Power formulas for mixed effects models with random slope and intercept comparing rate of change across groups

Abstract

We have previously derived power calculation formulas for cohort studies and clinical trials using the longitudinal mixed effects model with random slopes and intercepts to compare rate of change across groups [Ard & Edland, Power calculations for clinical trials in Alzheimer's disease. J Alzheim Dis 2011;21:369-77]. We here generalize these power formulas to accommodate 1) missing data due to study subject attrition common to longitudinal studies, 2) unequal sample size across groups, and 3) unequal variance parameters across groups. We demonstrate how these formulas can be used to power a future study even when the design of available pilot study data (i.e., number and interval between longitudinal observations) does not match the design of the planned future study. We demonstrate how differences in variance parameters across groups, typically overlooked in power calculations, can have a dramatic effect on statistical power. This is especially relevant to clinical trials, where changes over time in the treatment arm reflect background variability in progression observed in the placebo control arm plus variability in response to treatment, meaning that power calculations based only on the placebo arm covariance structure may be anticonservative. These more general power formulas are a useful resource for understanding the relative influence of these multiple factors on the efficiency of cohort studies and clinical trials, and for designing future trials under the random slopes and intercepts model.
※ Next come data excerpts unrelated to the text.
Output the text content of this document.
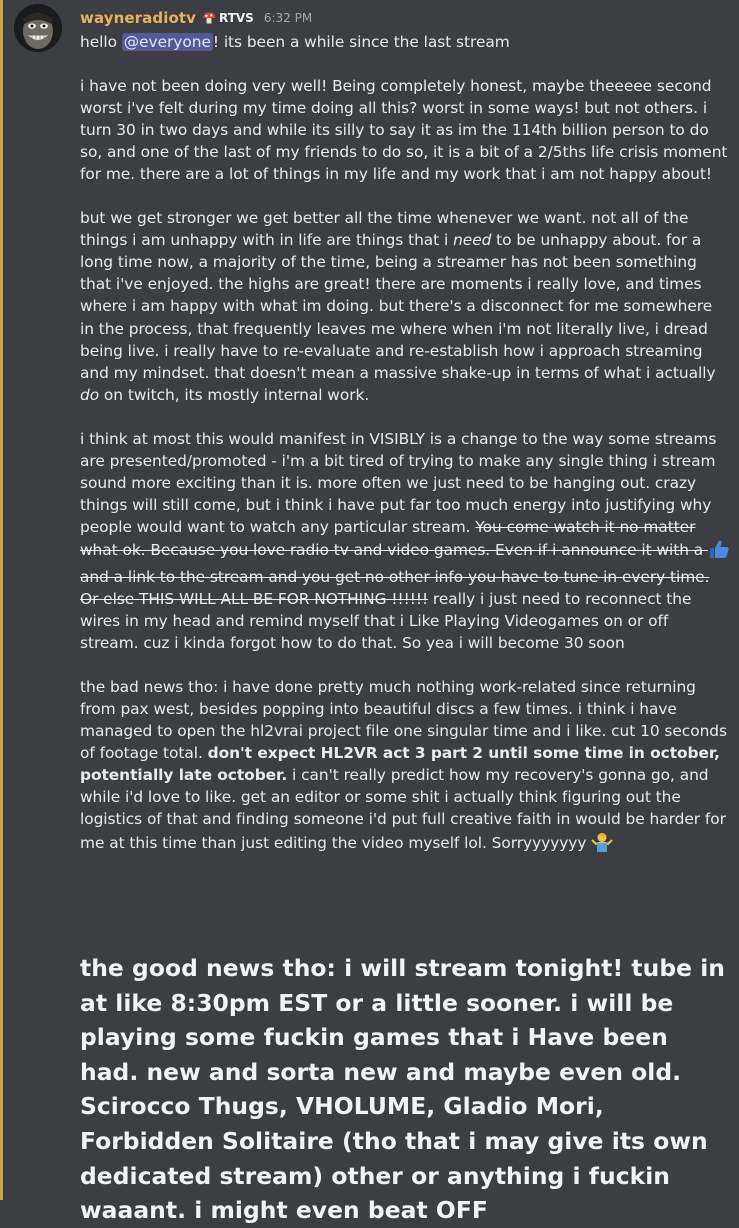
wayneradiotv RTVS 6:32 PM

hello @everyone ! its been a while since the last stream

i have not been doing very well! Being completely honest, maybe theeeee second worst i've felt during my time doing all this? worst in some ways! but not others. i turn 30 in two days and while its silly to say it as im the 114th billion person to do so, and one of the last of my friends to do so, it is a bit of a 2/5ths life crisis moment for me. there are a lot of things in my life and my work that i am not happy about!

but we get stronger we get better all the time whenever we want. not all of the things i am unhappy with in life are things that i need to be unhappy about. for a long time now, a majority of the time, being a streamer has not been something that i've enjoyed. the highs are great! there are moments i really love, and times where i am happy with what im doing. but there's a disconnect for me somewhere in the process, that frequently leaves me where when i'm not literally live, i dread being live. i really have to re-evaluate and re-establish how i approach streaming and my mindset. that doesn't mean a massive shake-up in terms of what i actually do on twitch, its mostly internal work.

i think at most this would manifest in VISIBLY is a change to the way some streams are presented/promoted - i'm a bit tired of trying to make any single thing i stream sound more exciting than it is. more often we just need to be hanging out. crazy things will still come, but i think i have put far too much energy into justifying why people would want to watch any particular stream. You come watch it no matter what ok. Because you love radio tv and video games. Even if i announce it with a  and a link to the stream and you get no other info you have to tune in every time. Or else THIS WILL ALL BE FOR NOTHING !!!!!! really i just need to reconnect the wires in my head and remind myself that i Like Playing Videogames on or off stream. cuz i kinda forgot how to do that. So yea i will become 30 soon

the bad news tho: i have done pretty much nothing work-related since returning from pax west, besides popping into beautiful discs a few times. i think i have managed to open the hl2vrai project file one singular time and i like. cut 10 seconds of footage total. don't expect HL2VR act 3 part 2 until some time in october, potentially late october. i can't really predict how my recovery's gonna go, and while i'd love to like. get an editor or some shit i actually think figuring out the logistics of that and finding someone i'd put full creative faith in would be harder for me at this time than just editing the video myself lol. Sorryyyyyyy

the good news tho: i will stream tonight! tube in at like 8:30pm EST or a little sooner. i will be playing some fuckin games that i Have been had. new and sorta new and maybe even old. Scirocco Thugs, VHOLUME, Gladio Mori, Forbidden Solitaire (tho that i may give its own dedicated stream) other or anything i fuckin waaant. i might even beat OFF
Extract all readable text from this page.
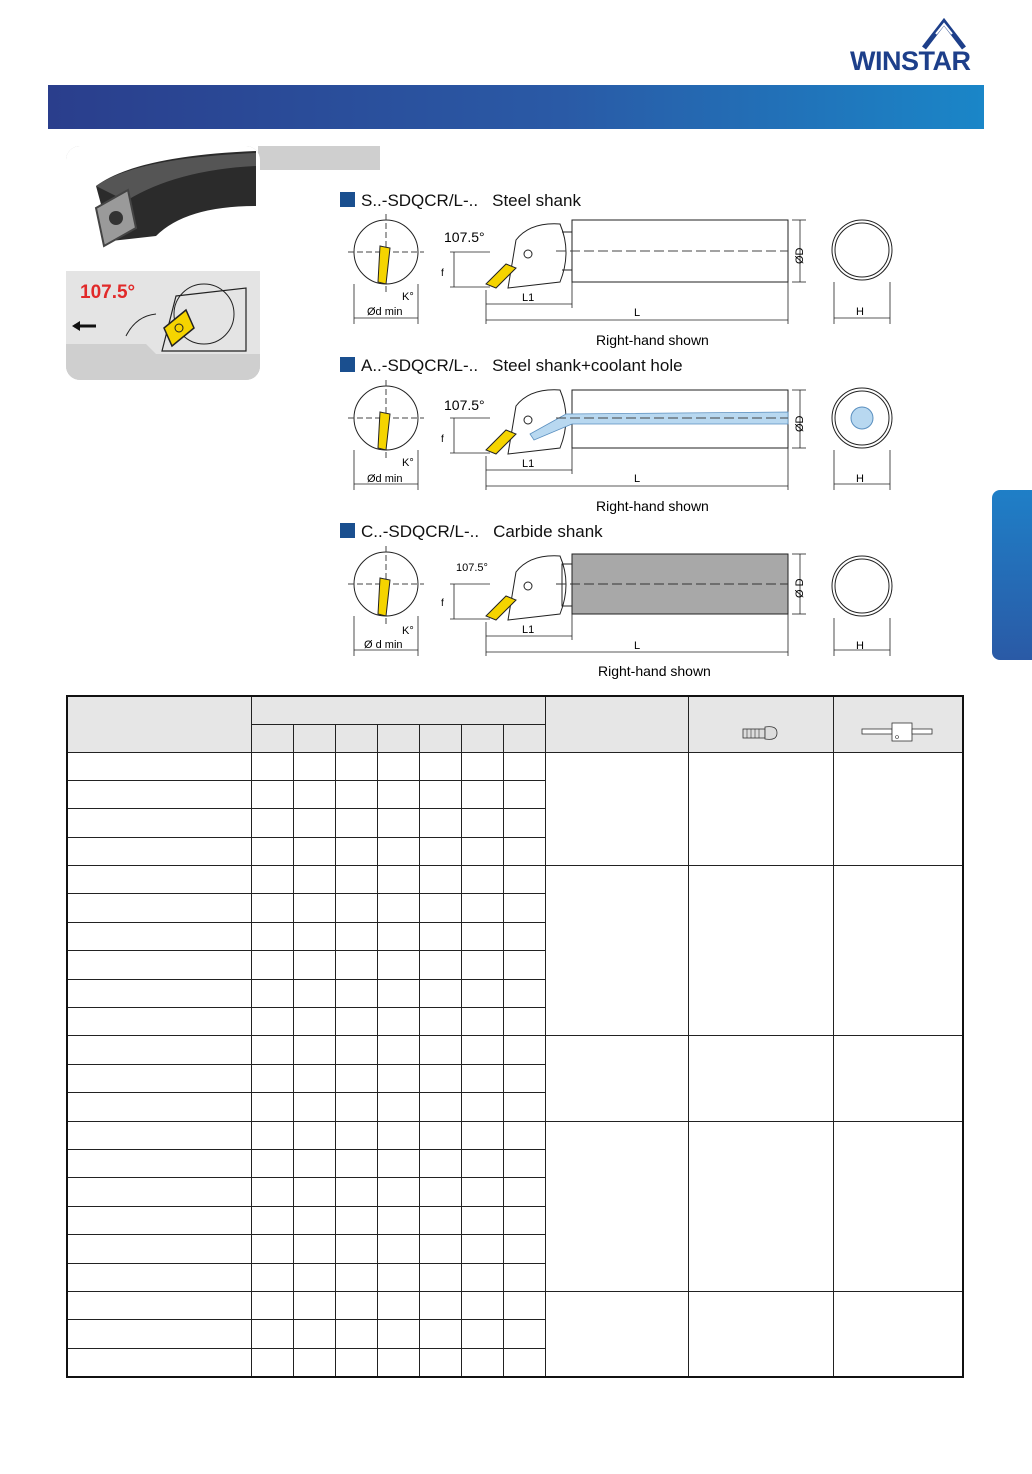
WINSTAR
107.5°
S..-SDQCR/L-.. Steel shank
A..-SDQCR/L-.. Steel shank+coolant hole
C..-SDQCR/L-.. Carbide shank
Ød min
K°
107.5°
f
L1
L
ØD
H
Right-hand shown
Ød min
K°
107.5°
f
L1
L
ØD
H
Right-hand shown
Ø d min
K°
107.5°
f
L1
L
Ø D
H
Right-hand shown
Keywords: clinical trial; linear mixed effects model; power; sample size; study subject attrition.

Figure 1:

Theoretical power curves versus power estimated by computer simulation given no study subject attrition (top curve) and give 5% attrition per follow-up visit (bottom curve) (10,000 simulations per sample size, two-sided test, type I error $\alpha =0.05$ ).

Figure 2:

Theoretical powers curve versus power estimated by computer simulation given 5% study subject attrition per visit, and allocation ratio $\lambda =1$ (top curve) and $\lambda =2$ (bottom curve) (10,000 simulations per sample size, two-sided test, type I error $\alpha =0.05$ ).

Figure 3:

Theoretical power curves versus power estimated by computer simulation given equal variance of random slopes (top line) and given ${\sigma }_{b_1}$ is increased by 50% in one of the groups (bottom line) (10,000 simulations per sample size, two-sided test, type I error $\alpha =0.05$ ).